Siempre es un problema conseguir averiguar el lugar y la hora en el que se va a producir una intervención policial, por eso es tremendamente satisfactorio cuando lo consigues. En este caso, se trataba de ejecutar un lanzamiento en Peruleiro y, por lo que fuera, solo nos habíamos enterado nosotros. Estaba programado para las diez y media, y cuando llegué, a las diez y cuarto, ya estaban metidos en harina. Estaba la UPR de la Policía Nacional, las funcionarias del juzgado, y un tipo gordo y calvo, el cerrajero, que estaba de rodillas, tratando de arrancar la cerradura como un dentista agujerea una muela cariada. Mi fotógrafo me saludó con un cabeceo. Le pregunté qué estaban haciendo con la puerta y él me contestó que le parecía obvio. A mí también, y eso era lo malo. "La gente no paga sus impuestos para ver a un cerrajero-le dije- ¡Sacad el ariete ya!". Los policías de la UPR, una especie de antidisturbios, me miraron y se rieron. No parecían dispuestos a colaborar.
Yo estaba decepcionado. El cerrajero seguía profundizando en la cerradura, pero no parecía estar consiguiendo gran cosa y yo miraba a todas partes esperando a que apareciera la competencia. Por el momento, era una exclusiva nuestra, pero eso podía cambiar en cualquier momento. Quería que acabaran cuanto antes, pero también quería que los policías sacaran el ariete. "¡Que lo saquen ya!", repetía. El fotógrafo me miró de reojo. "Estas flipado", sentenció. Como siempre, nadie me comprendía. La imagen buena era la de la puerta derribada, la de media docena de tipos como armarios irrumpiendo por la fuerza en aquella vieja casa de dos pisos, sacando a rastras a los okupas, porrazos en la cabeza, sangre en las calles. Al día siguiente, la gente leería el periódico y hablará de brutalidad policial, del derecho a la vivienda, o, si eran vecinos de Peruleiro, de ya era hora de que las autoridades actuaran. Lo importante es que diera que hablar.

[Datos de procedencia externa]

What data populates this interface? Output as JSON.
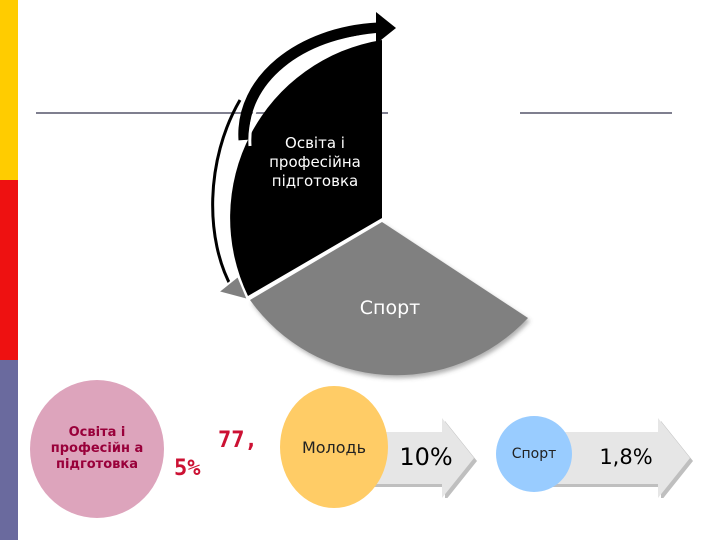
{
  "colors": {
    "stripe_top": "#ffcc00",
    "stripe_middle": "#ee1111",
    "stripe_bottom": "#6a6a9e",
    "line": "#7f7f8f",
    "pie_education": "#000000",
    "pie_sport": "#808080",
    "circle_education": "#dda4bc",
    "circle_youth": "#ffcc66",
    "circle_sport": "#99ccff",
    "arrow": "#d9d9d9",
    "arrow_shadow": "#bfbfbf",
    "pct_text": "#cc1133"
  },
  "pie": {
    "education_label": "Освіта і професійна підготовка",
    "sport_label": "Спорт"
  },
  "bottom": {
    "education": {
      "label": "Освіта і професійн а підготовка",
      "value_line1": "77,",
      "value_line2": "5%"
    },
    "youth": {
      "label": "Молодь",
      "value": "10%"
    },
    "sport": {
      "label": "Спорт",
      "value": "1,8%"
    }
  },
  "icons": {
    "curved_arrow_up": "curved-arrow-up-icon",
    "curved_arrow_down": "curved-arrow-down-icon"
  }
}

Entonces ocurrió el milagro: el cerrajero se volvió y dijo que no podía abrirla, que alguien había puesto una tranca o algo parecido en el interior. El jefe de la unidad se volvió a uno de sus hombres y ordenó que trajeran el ariete. Creo que aplaudí. Enseguida apareció un tipo enorme, de metro noventa y cinc,o que llevaba en las manos el armatoste. No era muy grande: un cilindro de metal de un metro de largo y con dos asas, pensado para ser manejado por un único hombre. Si situó delante de la puerta y empezó a golpear. El fotógrafo apretaba el botón de su cámara, encantado. El ariete ya no le parecía una estupidez.
Los golpes sonaban como al ritmo de una canción de AC DC: pum, pum. Apareció otro fotógrafo, pero no importaba porque no trabajaba para la competencia. Pum, pum. Las tablas se hundieron y toda la parte superior de la puerta se vino abajo. Era como volver a los noventa, con el ministro Corcuera, ese Harry el Sucio que había inventado esa ley que permitía entrar en los domicilios ajenos por las bravas. El tipo enorme de la UPR saltó al interior y siguió golpeando desde allí lo que quedaba de la puerta hasta hacerla astillas. Aquello era contundencia policial y lo demás, tonterías. Rápidamente se descubriría que no había nadie en la casa porque se habían mudado al lado, convirtiendo todo aquello en innecesario e inútil y lo que es peor: mi jefe, en lo que solo se puede considerar un acto deliberado de sabotaje, no publicaría aquella foto en portada al día siguiente. Pero en ese momento yo estaba encantado. Mi fotógrafo, también. Los vecinos aplaudían desde las ventanas. Le pregunté al poli enorme si le habían puesto un nombre cariñoso al ariete, como en las pelis. Me dijo que no. Meneé la cabeza e hice un gesto de compadreo, de complicidad entre él y yo: "Llámalo Corcuera".